Blanca y negra

Viene a recogerme mi hermano. Al salir del Centro lo veo apoyado en el coche. Se lo ve cansado. Han sido dos meses sin verlo, culpa mía. No me cuesta sonreír cuando se da cuenta de que ya estoy fuera. A él tampoco. El camino a casa es largo, dos horas, calculo. Allí me esperan los amigos y la familia. Sé que han estado preocupados por mí. Me pongo en su lugar y no sabría qué pensar. Siempre he estado muy cuerdo, hasta que dejé de estarlo y el mundo se nos vino encima. El doctor Villalobos dice que es más común de lo que parece. Que algo, no sabemos qué, puede provocar un mal funcionamiento de ese ordenador tan complejo que es nuestro cerebro. Alteraciones químicas que llevan a la obsesión, a no distinguir realidad de fantasía, a desquiciarse y a complicarle a la vida a todos los que nos rodean. Eso es lo que más me duele. Perder el trabajo fue prácticamente indoloro. No lo echo de menos. 

Por el camino Luis pone algo de música. Trata de no hablar del tema, como si no hubiera pasado nada. Tanta normalidad no es normal. Está tenso. No sé cómo decirle que ya estoy bien, del todo, que ya no tengo la cabeza llena de locuras, que las he sacado todas y las he dejado en el Centro. Ya no vivo en el mundo de Oz, como dice el doctor. Pero ya sé que será así. Luis, mis padres, el resto de mi familia y amigos tardarán en volver a la normalidad, mucho más que yo. 

Es increíble lo fácil que es volverse loco. Es un camino suave por el que andas sin casi darte cuenta, y cuando lo terminas de recorrer ya estás perdido. Todo son sensaciones. Así empezó mi locura. La sensación de no estar en mi casa sino en otra igual pero distinta, de oler las cosas y no reconocerlas, de ver a las personas, a mi propio hermano, y sentir que no es el mismo, que me lo han cambiado, como en aquella película, La invasión de los ultracuerpos, en la que los alienígenas sustituían a las personas creando cuerpos idénticos que nacían de unas semillas. La locura creció sin darme cuenta. No era capaz de ver las diferencias pero las sentía. No tenía pruebas de que todo había cambiado porque realmente nada había cambiado. Nada salvo yo, mi mente desquiciada. Luis me puso al día en el trayecto a casa. En el Centro los estímulos exteriores estaban vetados. Las noticias políticas, deportivas, las historias familiares me fueron metiendo de nuevo en la realidad, la otra realidad, la de verdad, porque la vida en el Centro tampoco era real, si acaso un limbo en el que mi mente estuvo descansando, desestresándose, volviendo en sí. 

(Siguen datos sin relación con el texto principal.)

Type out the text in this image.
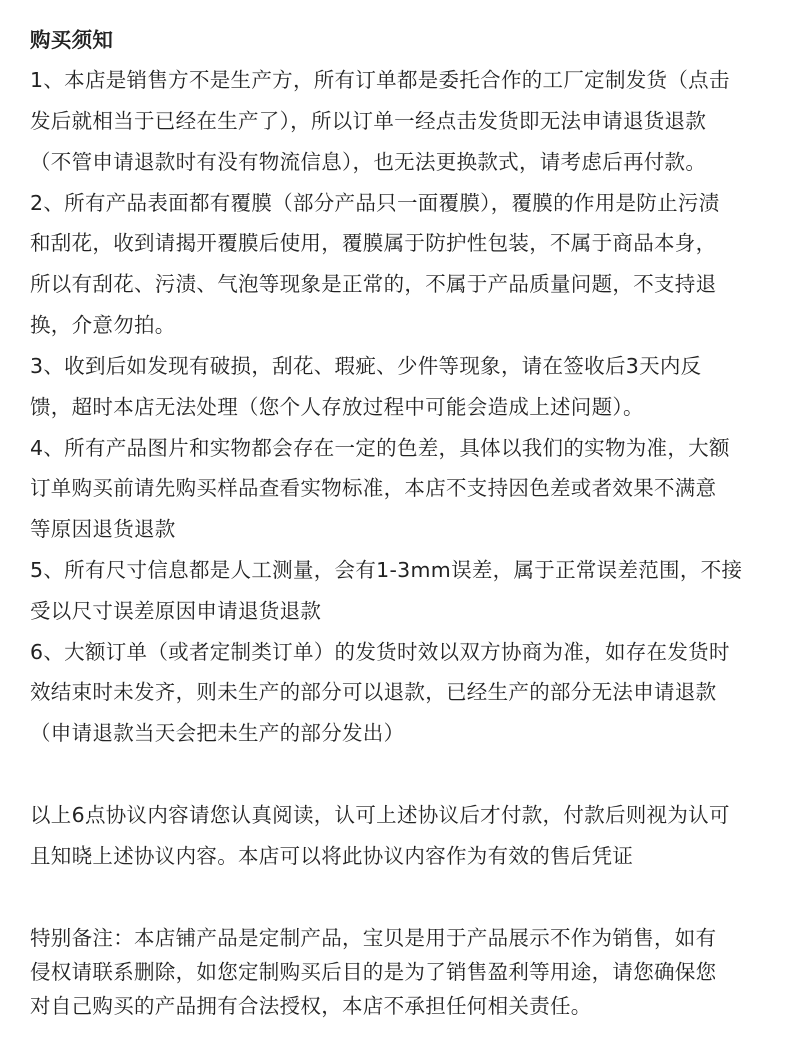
购买须知
1、本店是销售方不是生产方，所有订单都是委托合作的工厂定制发货（点击
发后就相当于已经在生产了），所以订单一经点击发货即无法申请退货退款
（不管申请退款时有没有物流信息），也无法更换款式，请考虑后再付款。
2、所有产品表面都有覆膜（部分产品只一面覆膜），覆膜的作用是防止污渍
和刮花，收到请揭开覆膜后使用，覆膜属于防护性包装，不属于商品本身，
所以有刮花、污渍、气泡等现象是正常的，不属于产品质量问题，不支持退
换，介意勿拍。
3、收到后如发现有破损，刮花、瑕疵、少件等现象，请在签收后3天内反
馈，超时本店无法处理（您个人存放过程中可能会造成上述问题）。
4、所有产品图片和实物都会存在一定的色差，具体以我们的实物为准，大额
订单购买前请先购买样品查看实物标准，本店不支持因色差或者效果不满意
等原因退货退款
5、所有尺寸信息都是人工测量，会有1-3mm误差，属于正常误差范围，不接
受以尺寸误差原因申请退货退款
6、大额订单（或者定制类订单）的发货时效以双方协商为准，如存在发货时
效结束时未发齐，则未生产的部分可以退款，已经生产的部分无法申请退款
（申请退款当天会把未生产的部分发出）
以上6点协议内容请您认真阅读，认可上述协议后才付款，付款后则视为认可
且知晓上述协议内容。本店可以将此协议内容作为有效的售后凭证
特别备注：本店铺产品是定制产品，宝贝是用于产品展示不作为销售，如有
侵权请联系删除，如您定制购买后目的是为了销售盈利等用途，请您确保您
对自己购买的产品拥有合法授权，本店不承担任何相关责任。
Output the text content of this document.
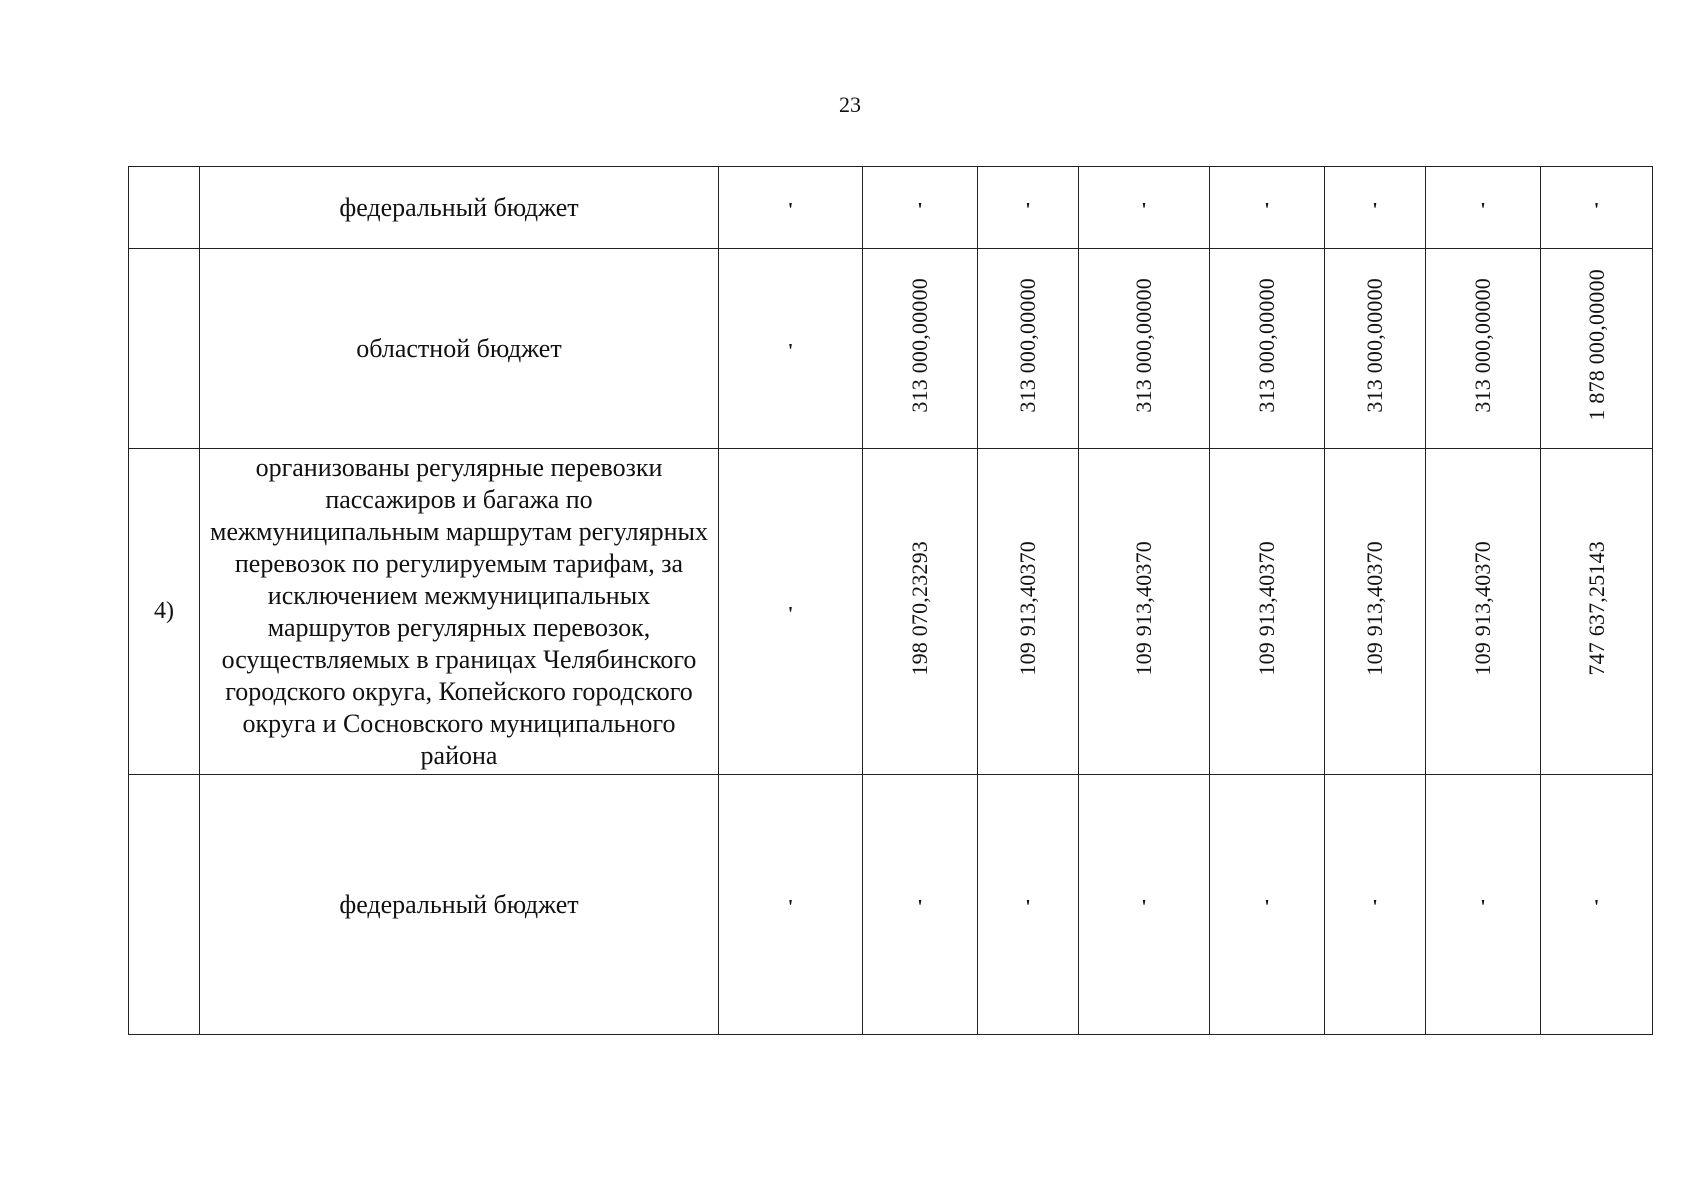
23
	федеральный бюджет	'	'	'	'	'	'	'	'
	областной бюджет	'	313 000,00000	313 000,00000	313 000,00000	313 000,00000	313 000,00000	313 000,00000	1 878 000,00000
4)	организованы регулярные перевозки пассажиров и багажа по межмуниципальным маршрутам регулярных перевозок по регулируемым тарифам, за исключением межмуниципальных маршрутов регулярных перевозок, осуществляемых в границах Челябинского городского округа, Копейского городского округа и Сосновского муниципального района	'	198 070,23293	109 913,40370	109 913,40370	109 913,40370	109 913,40370	109 913,40370	747 637,25143
	федеральный бюджет	'	'	'	'	'	'	'	'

Cuando llegamos a la ciudad, paramos en el supermercado. Luis quería comprar unas cosas antes de llegar a casa. Me pareció bien. Era una pequeña parada antes de enfretarme a la familia. Enfrentarme. Esperaba un buen recibimiento aunque lleno de dudas y temor. Cerveza, leche, pan... ayudé a Luis como siempre lo había hecho, cientos de veces antes. ¿Quieres algo? Me dijo. En el Centro la comida era buena pero repetitiva. Se echaban muchas cosas de menos, detalles. Nocilla, Luis, cógeme un vaso, de la de dos colores. Es mi favorita. Luis se me quedó mirando dos segundos, tres, antes de responder. Rober, no hay de esa que dices. Vaya, pues de la otra. Mi hermano hizo el amago de volver a hablar pero se contuvo, cogió el vaso de Nocilla y nos dirigimos hacia la caja. No tenéis Nocilla de dos colores, le dije a la cajera. ¿De dos colores?, preguntó la chica. Sí, la de dos sabores. Debe de estar usted confundido, señor, nunca hemos tenido esa variedad, y que yo sepa no existe, y mire que llevo aquí trabajando cinco años. Por un momento creí que me estaba tomando el pelo. Pero solo fue un momento. El gesto descompuesto en la cara de Luis fue más que suficiente. Vámonos, le dije. ¿A casa?, preguntó. No, a casa no.